TikTok has removed a photo filter that allowed users to alter their appearance to look heavier, following a wave of criticism from users, health advocates, and body image researchers who said the effect promoted body shaming. The filter, which was uploaded to TikTok by CapCut, a video editing app that shares a parent company with TikTok through ByteDance, had spread quickly across the platform before the pushback mounted.
How the filter spread and what it looked like
The videos that used the filter followed a consistent format. They typically opened with an unedited image of the creator, generally someone with a slim build, before the filter scrolled down the screen and altered the subject’s body shape. Nearly all of the videos ran alongside Anxiety, a track by Doechii, the American rapper and singer-songwriter. The pairing became so common that the song itself became associated with the trend.
As the videos multiplied, so did the reactions from users who found the format troubling. Comments calling the trend mean-spirited spread across multiple posts, with one such comment drawing more than 5,000 likes. Luna, a health and wellbeing app developed for teenagers, publicly criticized the filter for reinforcing what it described as body shaming and unhealthy beauty standards. A TikTok creator with a large following posted a video criticizing the filter that accumulated more than 100,000 views, arguing that the trend was part of a broader resurgence of diet culture and extreme thinness as an aspirational aesthetic on social media.
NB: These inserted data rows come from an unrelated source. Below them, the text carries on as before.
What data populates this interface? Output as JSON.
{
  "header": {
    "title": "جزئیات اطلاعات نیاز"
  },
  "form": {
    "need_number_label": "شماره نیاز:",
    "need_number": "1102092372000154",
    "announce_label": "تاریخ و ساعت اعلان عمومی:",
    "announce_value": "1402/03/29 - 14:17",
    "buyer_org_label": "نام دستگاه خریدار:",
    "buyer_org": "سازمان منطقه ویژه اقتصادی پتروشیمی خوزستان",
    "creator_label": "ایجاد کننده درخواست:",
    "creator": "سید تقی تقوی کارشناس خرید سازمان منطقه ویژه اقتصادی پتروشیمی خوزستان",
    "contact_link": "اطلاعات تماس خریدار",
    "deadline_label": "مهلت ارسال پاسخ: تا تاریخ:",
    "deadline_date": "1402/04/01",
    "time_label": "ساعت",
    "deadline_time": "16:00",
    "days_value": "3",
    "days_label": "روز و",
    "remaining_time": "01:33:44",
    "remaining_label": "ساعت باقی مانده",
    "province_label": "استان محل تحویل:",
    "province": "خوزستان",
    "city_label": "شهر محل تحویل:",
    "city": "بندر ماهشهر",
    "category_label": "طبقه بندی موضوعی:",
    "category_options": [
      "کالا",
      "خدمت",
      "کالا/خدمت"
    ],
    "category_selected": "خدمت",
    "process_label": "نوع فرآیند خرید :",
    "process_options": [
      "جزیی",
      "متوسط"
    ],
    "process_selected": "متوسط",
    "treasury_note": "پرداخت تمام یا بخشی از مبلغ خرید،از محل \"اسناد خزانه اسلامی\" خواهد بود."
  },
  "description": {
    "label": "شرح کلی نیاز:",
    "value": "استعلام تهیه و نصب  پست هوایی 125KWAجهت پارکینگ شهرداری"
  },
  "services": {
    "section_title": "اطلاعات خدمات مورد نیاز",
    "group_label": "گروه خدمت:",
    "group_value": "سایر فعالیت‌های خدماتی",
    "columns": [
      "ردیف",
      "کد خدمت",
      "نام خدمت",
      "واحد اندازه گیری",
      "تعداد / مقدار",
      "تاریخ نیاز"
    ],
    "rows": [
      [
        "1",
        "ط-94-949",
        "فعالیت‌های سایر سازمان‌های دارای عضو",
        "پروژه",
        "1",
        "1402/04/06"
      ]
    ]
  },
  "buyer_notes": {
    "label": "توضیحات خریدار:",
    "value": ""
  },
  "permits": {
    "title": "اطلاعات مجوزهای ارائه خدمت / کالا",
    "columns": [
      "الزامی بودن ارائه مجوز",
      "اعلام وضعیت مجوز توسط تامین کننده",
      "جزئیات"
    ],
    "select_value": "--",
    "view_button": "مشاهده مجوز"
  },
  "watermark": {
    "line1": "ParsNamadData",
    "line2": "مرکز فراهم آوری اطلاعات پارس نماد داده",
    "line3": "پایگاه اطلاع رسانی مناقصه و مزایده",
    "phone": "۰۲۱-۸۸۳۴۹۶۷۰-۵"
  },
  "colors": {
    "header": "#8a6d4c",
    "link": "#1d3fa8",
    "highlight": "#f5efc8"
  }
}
TikTok’s response and what it means for the filter
TikTok confirmed to the BBC that it had removed the filter from the app and had begun reviewing videos that featured it. The company said those videos would be made ineligible for recommendation and would be blocked from appearing in accounts belonging to users under 18. A search for the filter on the phone app returned no results after the removal, though the desktop version of TikTok still surfaced some related content at that time.
TikTok attributed the filter’s origin to CapCut, noting that while the two apps share a parent company in ByteDance, they operate as separate entities. The company did not address questions about how a filter from an external developer enters the TikTok ecosystem or what review process, if any, is applied before such effects become widely available.
The wider TikTok filter problem and body image research
The chubby filter is not the first TikTok effect to draw this kind of criticism. The platform has faced repeated scrutiny over beauty filters more broadly, including one that smooths skin and adjusts facial proportions to simulate a younger appearance, which critics have said reinforces ageist standards. TikTok announced in November 2024 that users under 18 would no longer have access to beauty filters following a commissioned report examining their impact on young people.
The research landscape on filters and body image is still developing, but the findings so far point in one direction. A small 2019 study found a link between social media filter use and greater openness to cosmetic surgery. A 2021 analysis published through Harvard Business Review found that people who felt confident about their appearance were sometimes more unsettled by digitally enhanced versions of their faces than people who already had existing insecurities, suggesting that filters do not affect only those with low self-esteem.
The chubby filter stood out from most beauty-adjacent effects because its premise was not flattery but transformation in the other direction, which users found harder to dismiss as harmless fun. The hundreds of filters available on TikTok include plenty that are genuinely playful, such as those that add animal features to a face. The chubby filter occupied different territory, and the response to its removal suggests many users understood the distinction clearly.